Sohu is a transformer-only application-specific integrated circuit. The chip bakes attention and matrix math into silicon rather than running it as software on general-purpose cores, which Etched says lets an eight-chip server push 500,000 tokens per second on Meta’s Llama 70B against roughly 23,000 tokens per second for an eight-GPU Nvidia H100 server. It cannot run non-transformer architectures and it is not programmable for general AI workloads, a trade-off the company has framed as a deliberate bet on the durability of the transformer.

How much could AI token demand actually grow by 2030?

Goldman Sachs Research expects monthly token consumption to grow 24-fold between 2026 and 2030, to 120 quadrillion tokens per month. The forecast, attributed to senior equity analyst Jim Schneider, is driven by agentic AI: a single agent task consumes 5 to 30 times the tokens of a normal chat, and Goldman models daily LLM queries compounding at a 40% CAGR to 11 billion by 2030.

What would it take for ASIC chips like Sohu to displace Nvidia in inference?

Independent third-party benchmarks on production hardware. Etched’s 500,000-token-per-second Llama 70B figure is company-reported and was measured under benchmark conditions (2,048 input tokens, 128 output tokens, high batch throughput) that favor its architecture. The displacement case rests on whether transformers remain dominant through the end of the decade, and Etched CEO Gavin Uberti has openly described the bet as binary: either Sohu becomes core inference infrastructure, or it becomes unsellable if a different model architecture takes over.

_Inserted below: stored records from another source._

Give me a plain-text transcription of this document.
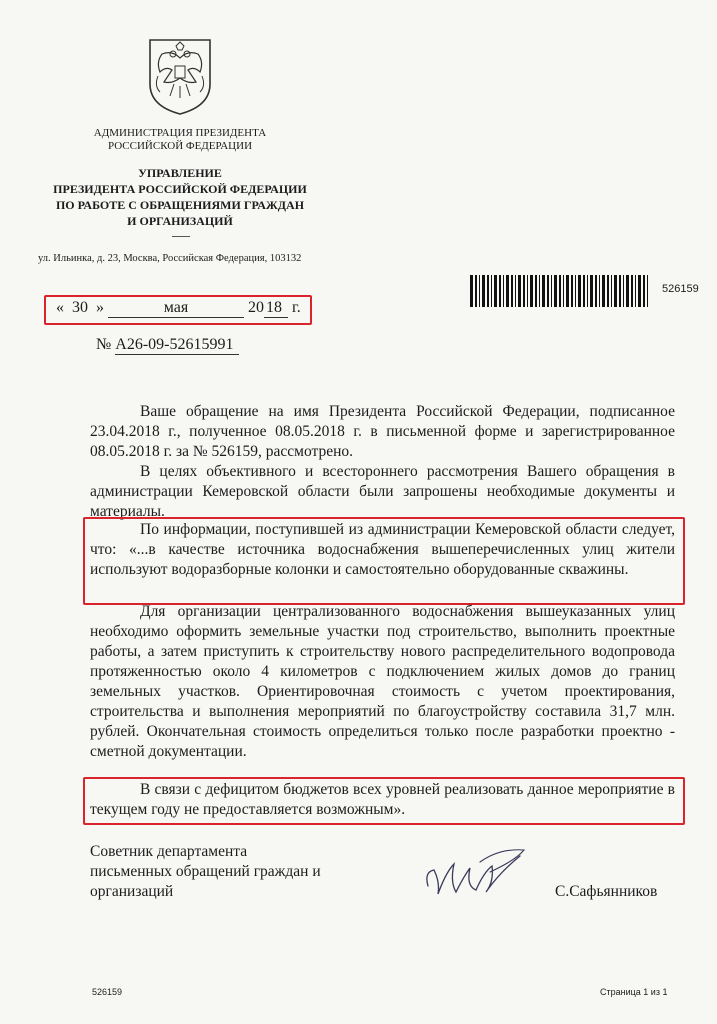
АДМИНИСТРАЦИЯ ПРЕЗИДЕНТА
РОССИЙСКОЙ ФЕДЕРАЦИИ
УПРАВЛЕНИЕ
ПРЕЗИДЕНТА РОССИЙСКОЙ ФЕДЕРАЦИИ
ПО РАБОТЕ С ОБРАЩЕНИЯМИ ГРАЖДАН
И ОРГАНИЗАЦИЙ
ул. Ильинка, д. 23, Москва, Российская Федерация, 103132
526159
« 30 »	мая	20 18 г.
№ А26-09-52615991
Ваше обращение на имя Президента Российской Федерации, подписанное 23.04.2018 г., полученное 08.05.2018 г. в письменной форме и зарегистрированное 08.05.2018 г. за № 526159, рассмотрено.
В целях объективного и всестороннего рассмотрения Вашего обращения в администрации Кемеровской области были запрошены необходимые документы и материалы.
По информации, поступившей из администрации Кемеровской области следует, что: «...в качестве источника водоснабжения вышеперечисленных улиц жители используют водоразборные колонки и самостоятельно оборудованные скважины.
Для организации централизованного водоснабжения вышеуказанных улиц необходимо оформить земельные участки под строительство, выполнить проектные работы, а затем приступить к строительству нового распределительного водопровода протяженностью около 4 километров с подключением жилых домов до границ земельных участков. Ориентировочная стоимость с учетом проектирования, строительства и выполнения мероприятий по благоустройству составила 31,7 млн. рублей. Окончательная стоимость определиться только после разработки проектно - сметной документации.
В связи с дефицитом бюджетов всех уровней реализовать данное мероприятие в текущем году не предоставляется возможным».
Советник департамента
письменных обращений граждан и
организаций	С.Сафьянников
526159	Страница 1 из 1
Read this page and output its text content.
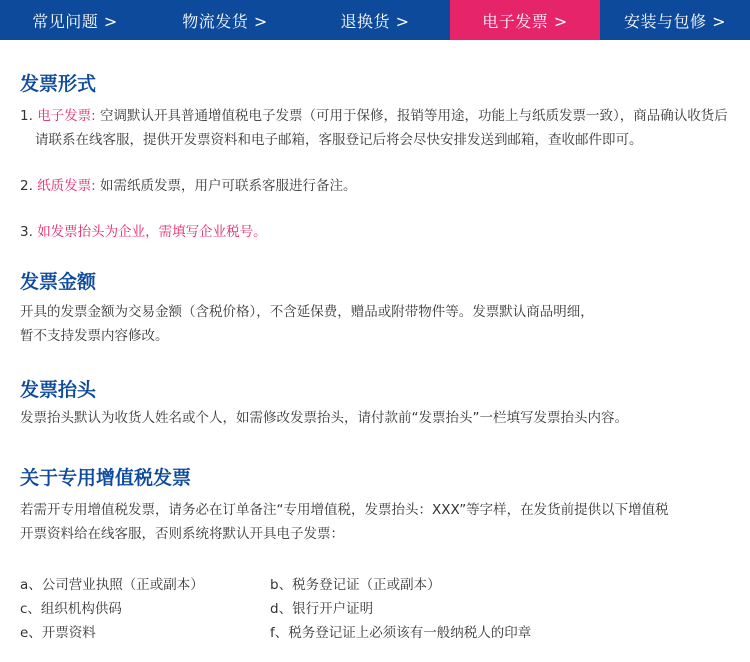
常见问题 >	物流发货 >	退换货 >	电子发票 >	安装与包修 >
发票形式

1. 电子发票: 空调默认开具普通增值税电子发票（可用于保修，报销等用途，功能上与纸质发票一致），商品确认收货后请联系在线客服，提供开发票资料和电子邮箱，客服登记后将会尽快安排发送到邮箱，查收邮件即可。

2. 纸质发票: 如需纸质发票，用户可联系客服进行备注。

3. 如发票抬头为企业，需填写企业税号。

发票金额

开具的发票金额为交易金额（含税价格），不含延保费，赠品或附带物件等。发票默认商品明细，

暂不支持发票内容修改。

发票抬头

发票抬头默认为收货人姓名或个人，如需修改发票抬头，请付款前“发票抬头”一栏填写发票抬头内容。

关于专用增值税发票

若需开专用增值税发票，请务必在订单备注“专用增值税，发票抬头：XXX”等字样，在发货前提供以下增值税

开票资料给在线客服，否则系统将默认开具电子发票：

a、公司营业执照（正或副本）	b、税务登记证（正或副本）
c、组织机构供码	d、银行开户证明
e、开票资料	f、税务登记证上必须该有一般纳税人的印章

Disclaimer: This article discusses AI chip industry dynamics, corporate financials, and projected market share figures. Statements about future market share, valuations, and demand projections are sourced to named analysts and companies and represent their forecasts, not certainties. Figures are accurate as of publication and may have changed. This content is for informational purposes only and does not constitute investment advice. Consult a qualified financial professional before making investment decisions related to AI, semiconductor, or technology companies.